Hello David_R8 I assume you mean University of Regina? Small world. Sorry to hear that Calgary PT.
 
That's a bummer Calgary PT...shoulda-coulda is something that age multiplies as well, all to soon it becomes "I shoulda done that when I was able"!!!

A quantity of Lynotype alloy itself is what would interest me, commonly used to add hardness to COWW cast "freedom pills".
 
That's a bummer PT. Well don't give up. Karma has a way with these things.

Somewhat unrelated but inspired by the passion to restore, ever see this movie (Longitude)?
https://www.imdb.com/title/tt0192263/
Well done as it intertwines the 2 stories, first of John Harrison the master clocksmith & then the person that restores his famous timepiece (and he has his own post war demons).
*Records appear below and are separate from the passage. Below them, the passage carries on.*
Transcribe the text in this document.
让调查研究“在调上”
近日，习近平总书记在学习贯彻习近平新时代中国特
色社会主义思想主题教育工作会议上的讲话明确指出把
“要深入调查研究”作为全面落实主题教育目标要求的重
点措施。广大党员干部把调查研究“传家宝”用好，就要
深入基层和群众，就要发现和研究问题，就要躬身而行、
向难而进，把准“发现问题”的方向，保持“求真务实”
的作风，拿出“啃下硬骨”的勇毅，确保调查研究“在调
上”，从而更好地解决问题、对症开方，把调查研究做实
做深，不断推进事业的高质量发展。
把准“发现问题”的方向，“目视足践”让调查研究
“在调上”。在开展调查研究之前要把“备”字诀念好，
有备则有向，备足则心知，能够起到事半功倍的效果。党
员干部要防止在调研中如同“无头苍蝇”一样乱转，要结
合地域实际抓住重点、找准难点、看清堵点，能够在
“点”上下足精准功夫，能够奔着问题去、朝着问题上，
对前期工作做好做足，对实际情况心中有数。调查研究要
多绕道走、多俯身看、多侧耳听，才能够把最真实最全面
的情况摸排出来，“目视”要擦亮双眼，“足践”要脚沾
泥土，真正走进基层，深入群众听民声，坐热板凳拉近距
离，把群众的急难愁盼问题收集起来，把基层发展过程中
It was possibly a PBS production & then later a mini TV series (not quite as good). I also read the book. Fascinating stuff. Visiting the British museums where this stuff can be seen is on my bucket list.
Thanks. Longitude is on my reading list. I think many of us on this forum could spend the rest of our lives touring British museums. When I was small I hated history. Now I love it, especially the history of machines. I just downloaded A History of the World in 100 Objects, so that's next on my list....then Longitude. Some of these books lend themselves quite well to Audible, and can be listened to while in the shop. Others I prefer to read oldschool, or at least Kobo oldschool.
 
That's a bummer Calgary PT...shoulda-coulda is something that age multiplies as well, all to soon it becomes "I shoulda done that when I was able"!!!

A quantity of Lynotype alloy itself is what would interest me, commonly used to add hardness to COWW cast "freedom pills".
The guy I was talking to had already sold off most of the lead ingots over the years.
 
There's a platten press in my future as my partner and I have dreams of a small letterpress shop. I love the smell of ink!
You would have loved my uncle's shop David. It even had ruling machines—long oak frame machines with conveyer belts and inked thread that put the lines on ruled paper. The entire shop smelled of ink and was deafening during the day with all the presses operating.